Liberal Arts Learning Objectives

  • The liberal arts major will integrate the skills and knowledge acquired in the major; that is, the minor, concentration and required liberal arts courses.
  • The liberal arts major will develop public presentation skills.
  • The student will demonstrate information literacy.
  • The students will demonstrate competency in written communication.
  • The liberal arts major will think critically and analytically.

A liberal education is the education which gives a man a clear, conscious view of his own opinions and judgment, a truth in developing them, an eloquence in expressing them, and a force in urging them. It teaches him to see things as they are, go right to the point, to disentangle a skein of thought, to detect what is sophisticated, and to disregard what is irrelevant. It prepared him to fill any post with credit, and to master any subject with facility. – John Henry Cardinal Newman.

Program Philosophy
The Liberal Arts Program offers the student the opportunity for a general education with enough specialization to provide a focus for individualized interests and development. The key operating principle throughout the program is self-design which means that the student together with a faculty advisor is able to develop a personalized course of studies. While a student chooses one area of specialization through a minor in a traditional department, the concentration is constructed from either an interdisciplinary specialization or from one academic field. The self-designed nature of the major allows the student to have a greater degree of engagement in and sense of responsibility for learning. Ultimately, the student will be able to satisfy personal and intellectual needs and achieve future career goals. The Liberal Arts student is also encouraged to participate in cooperative education, internship, and study abroad experiences which complement the academic program.

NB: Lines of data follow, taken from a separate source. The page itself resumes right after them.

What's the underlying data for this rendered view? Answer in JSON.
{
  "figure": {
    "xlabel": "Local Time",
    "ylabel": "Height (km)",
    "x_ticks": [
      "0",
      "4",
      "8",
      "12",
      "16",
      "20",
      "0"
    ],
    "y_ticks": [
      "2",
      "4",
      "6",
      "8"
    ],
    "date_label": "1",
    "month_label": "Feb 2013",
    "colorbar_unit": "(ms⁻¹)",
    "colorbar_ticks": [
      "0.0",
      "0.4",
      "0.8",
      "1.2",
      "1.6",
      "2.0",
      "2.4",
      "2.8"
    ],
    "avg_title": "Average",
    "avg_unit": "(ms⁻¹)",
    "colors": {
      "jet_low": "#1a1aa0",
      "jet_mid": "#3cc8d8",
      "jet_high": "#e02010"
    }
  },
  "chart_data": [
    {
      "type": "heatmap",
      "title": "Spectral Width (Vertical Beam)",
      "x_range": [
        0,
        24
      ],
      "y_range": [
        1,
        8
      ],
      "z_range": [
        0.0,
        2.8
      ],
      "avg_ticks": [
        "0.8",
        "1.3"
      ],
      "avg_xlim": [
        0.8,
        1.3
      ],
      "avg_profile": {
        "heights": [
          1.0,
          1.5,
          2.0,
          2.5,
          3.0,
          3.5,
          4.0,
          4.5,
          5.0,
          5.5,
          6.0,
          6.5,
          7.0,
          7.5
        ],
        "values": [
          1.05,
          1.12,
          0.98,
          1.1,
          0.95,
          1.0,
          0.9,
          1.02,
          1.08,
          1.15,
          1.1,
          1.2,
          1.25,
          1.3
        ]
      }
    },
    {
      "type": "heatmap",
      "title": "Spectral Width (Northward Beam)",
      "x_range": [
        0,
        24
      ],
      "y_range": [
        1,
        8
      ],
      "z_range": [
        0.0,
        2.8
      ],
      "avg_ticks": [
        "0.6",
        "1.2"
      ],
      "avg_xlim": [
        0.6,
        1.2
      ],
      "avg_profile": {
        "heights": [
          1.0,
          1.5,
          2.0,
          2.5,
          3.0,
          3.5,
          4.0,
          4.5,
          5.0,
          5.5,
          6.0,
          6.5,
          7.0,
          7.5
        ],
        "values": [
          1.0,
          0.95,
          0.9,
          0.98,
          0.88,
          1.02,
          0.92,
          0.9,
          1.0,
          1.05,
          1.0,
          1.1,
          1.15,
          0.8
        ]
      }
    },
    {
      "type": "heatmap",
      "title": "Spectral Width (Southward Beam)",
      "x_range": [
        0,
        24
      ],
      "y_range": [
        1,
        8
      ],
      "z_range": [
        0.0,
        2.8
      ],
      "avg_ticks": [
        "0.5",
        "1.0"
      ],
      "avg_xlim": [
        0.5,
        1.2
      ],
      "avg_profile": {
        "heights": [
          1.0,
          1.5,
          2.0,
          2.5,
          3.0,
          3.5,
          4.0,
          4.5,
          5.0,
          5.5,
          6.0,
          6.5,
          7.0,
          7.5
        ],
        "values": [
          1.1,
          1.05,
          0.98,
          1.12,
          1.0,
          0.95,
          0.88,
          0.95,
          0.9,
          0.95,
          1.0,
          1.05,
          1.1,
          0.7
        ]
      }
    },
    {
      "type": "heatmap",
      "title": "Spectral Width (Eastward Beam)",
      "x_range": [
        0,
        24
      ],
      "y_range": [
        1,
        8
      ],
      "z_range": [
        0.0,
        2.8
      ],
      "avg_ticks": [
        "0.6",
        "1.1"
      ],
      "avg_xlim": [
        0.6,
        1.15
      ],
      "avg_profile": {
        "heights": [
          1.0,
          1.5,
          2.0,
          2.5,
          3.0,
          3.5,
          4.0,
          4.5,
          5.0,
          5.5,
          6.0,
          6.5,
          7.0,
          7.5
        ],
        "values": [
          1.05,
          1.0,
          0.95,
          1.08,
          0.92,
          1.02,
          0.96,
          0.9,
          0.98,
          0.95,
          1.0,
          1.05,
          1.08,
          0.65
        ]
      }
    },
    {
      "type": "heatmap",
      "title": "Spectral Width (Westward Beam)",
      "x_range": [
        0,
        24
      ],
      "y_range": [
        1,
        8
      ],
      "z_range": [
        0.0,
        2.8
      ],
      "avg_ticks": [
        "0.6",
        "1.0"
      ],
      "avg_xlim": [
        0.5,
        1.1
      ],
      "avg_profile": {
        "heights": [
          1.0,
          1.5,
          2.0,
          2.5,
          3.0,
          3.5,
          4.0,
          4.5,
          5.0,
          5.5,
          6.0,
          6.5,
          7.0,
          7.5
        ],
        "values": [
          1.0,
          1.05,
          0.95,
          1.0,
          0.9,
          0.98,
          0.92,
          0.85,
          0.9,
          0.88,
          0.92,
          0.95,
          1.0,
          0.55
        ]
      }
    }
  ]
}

The Program fosters the idea that education is environmental rather than compartmental, general before it can be specific. The faculty view the program to be an excellent preparation for further study in professional and graduate schools and for such areas as elementary and secondary education, and for careers in social services, the legal field, professional health and business. The rationale for this: a person who learns how to discover, evaluate and develop a problem, how to secure the information required by these processes and why he or she does so at all is well prepared to live in a humane and valuable way. Finally, the program is just as concerned that the plumber, the carpenter or factory worker be poet, mathematician or philosopher and be able to create with the help of these disciplines a more meaningful life. For the primary question is always: What is man? What does it mean to be?